Even better, because many of the data and link types are standardized (RDF is relied on heavily), multiple different applications can make use of the same data. So you could simply put data in your POD once and have it be useful to all of the applications that you allow to access to it — instead of today where Facebook, Twitter, Google, Amazon, and so on each need you to separately give them your data and remember to manage their access to it.

Assuming Solid can gain enough application support and user acceptance, this will be a huge boon to the future of the web. Berners-Lee is confident enough that he has spun a company, Inrupt, out to build commercial products based on the open-source Solid codebase — which is community-supported. But before we get too excited, along with the data problem there is another dragon to be slain in de-centralizing the internet: identity.

Identity Is Still a Weak Link

Since the location of your POD is stored in your ID, it is easy to relocate your POD as needed. However, the proposed WebIDs include the domain name of the identity provider. For example, if you get your WebID from Berners-Lee’s own Solid startup, Inrupt, it will be of the form <userid>@inrupt.net. So you can’t easily move your WebID. To make matters worse, it’s likely that if Solid becomes successful most users will get their WebIDs the easiest possible way — from one of the places they already have an identity like Google or Facebook. Those companies would then still have leverage over them, and also would have full knowledge of queries made about the ID. I suspect they’d also be the major provider of POD storage as well, meaning they’ll have fairly complete audit trails of your activity on the web.
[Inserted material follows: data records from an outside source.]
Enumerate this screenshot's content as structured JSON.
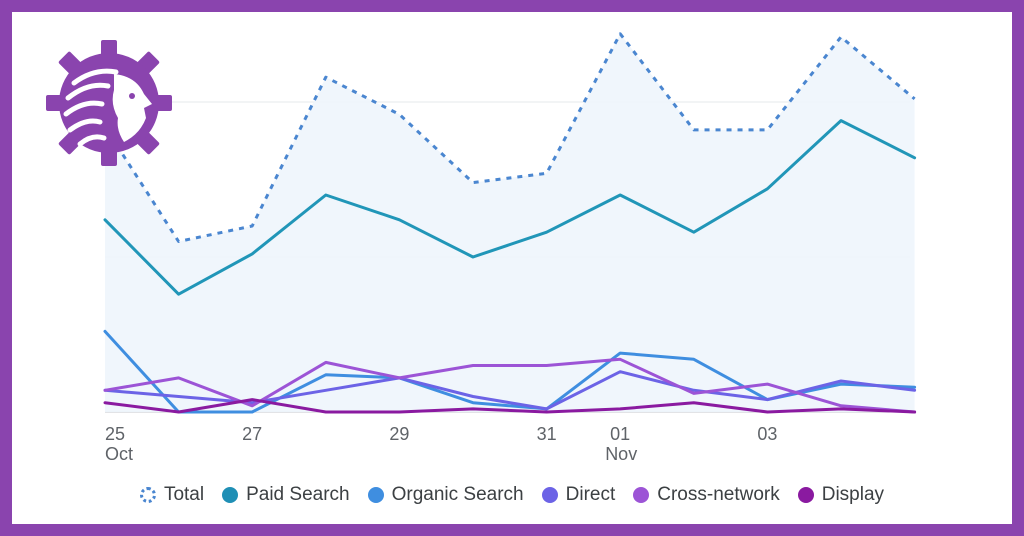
{
  "chart_data": {
    "type": "line",
    "x": [
      "Oct 25",
      "Oct 26",
      "Oct 27",
      "Oct 28",
      "Oct 29",
      "Oct 30",
      "Oct 31",
      "Nov 01",
      "Nov 02",
      "Nov 03",
      "Nov 04",
      "Nov 05"
    ],
    "x_tick_labels": [
      {
        "index": 0,
        "day": "25",
        "month": "Oct"
      },
      {
        "index": 2,
        "day": "27",
        "month": ""
      },
      {
        "index": 4,
        "day": "29",
        "month": ""
      },
      {
        "index": 6,
        "day": "31",
        "month": ""
      },
      {
        "index": 7,
        "day": "01",
        "month": "Nov"
      },
      {
        "index": 9,
        "day": "03",
        "month": ""
      }
    ],
    "ylim": [
      0,
      100
    ],
    "gridlines": [
      50,
      100
    ],
    "series": [
      {
        "name": "Total",
        "style": "dotted",
        "area": true,
        "color": "#4a86d0",
        "values": [
          92,
          55,
          60,
          108,
          96,
          74,
          77,
          122,
          91,
          91,
          121,
          101
        ]
      },
      {
        "name": "Paid Search",
        "style": "solid",
        "color": "#2196b8",
        "values": [
          62,
          38,
          51,
          70,
          62,
          50,
          58,
          70,
          58,
          72,
          94,
          82
        ]
      },
      {
        "name": "Organic Search",
        "style": "solid",
        "color": "#3f8ee0",
        "values": [
          26,
          0,
          0,
          12,
          11,
          3,
          1,
          19,
          17,
          4,
          9,
          8
        ]
      },
      {
        "name": "Direct",
        "style": "solid",
        "color": "#6c63e6",
        "values": [
          7,
          5,
          3,
          7,
          11,
          5,
          1,
          13,
          7,
          4,
          10,
          7
        ]
      },
      {
        "name": "Cross-network",
        "style": "solid",
        "color": "#9c54d6",
        "values": [
          7,
          11,
          2,
          16,
          11,
          15,
          15,
          17,
          6,
          9,
          2,
          0
        ]
      },
      {
        "name": "Display",
        "style": "solid",
        "color": "#8a1aa0",
        "values": [
          3,
          0,
          4,
          0,
          0,
          1,
          0,
          1,
          3,
          0,
          1,
          0
        ]
      }
    ]
  },
  "legend": {
    "items": [
      {
        "label": "Total",
        "color": "#4a86d0",
        "dotted": true
      },
      {
        "label": "Paid Search",
        "color": "#1f8fb5",
        "dotted": false
      },
      {
        "label": "Organic Search",
        "color": "#3f8ee0",
        "dotted": false
      },
      {
        "label": "Direct",
        "color": "#6c63e6",
        "dotted": false
      },
      {
        "label": "Cross-network",
        "color": "#9c54d6",
        "dotted": false
      },
      {
        "label": "Display",
        "color": "#8a1aa0",
        "dotted": false
      }
    ]
  },
  "logo": {
    "icon": "lion-gear-logo-icon",
    "color": "#8a44ae"
  },
  "frame": {
    "border_color": "#8a44ae"
  }
}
Where Does Solid Go From Here?

Solid is only one of the dozens of efforts to re-architect the web into something more distributed and user-centric. But it’s the only one being driven by the inventor of the original Web, which gives it instant credibility. Application development is underway for it now. If you’re familiar with Angular or React frameworks, you can build a simple app that demonstrates many of its capabilities quickly. For example, it took me less than an hour to set up Angular and build and deploy Solid’s sample app, and I’d never used Angular before.

If you’re not a developer, you can still get your own WebID and POD from Inrupt, and then wait to see how the system evolves. I think it will very much be an uphill battle for Solid. When the web appeared, it entered a vacuum needing to be filled. Now Solid is entering a space dominated by massive corporations who make a living by harvesting and selling user data. They’re not going to let go of that flock of golden geese easily.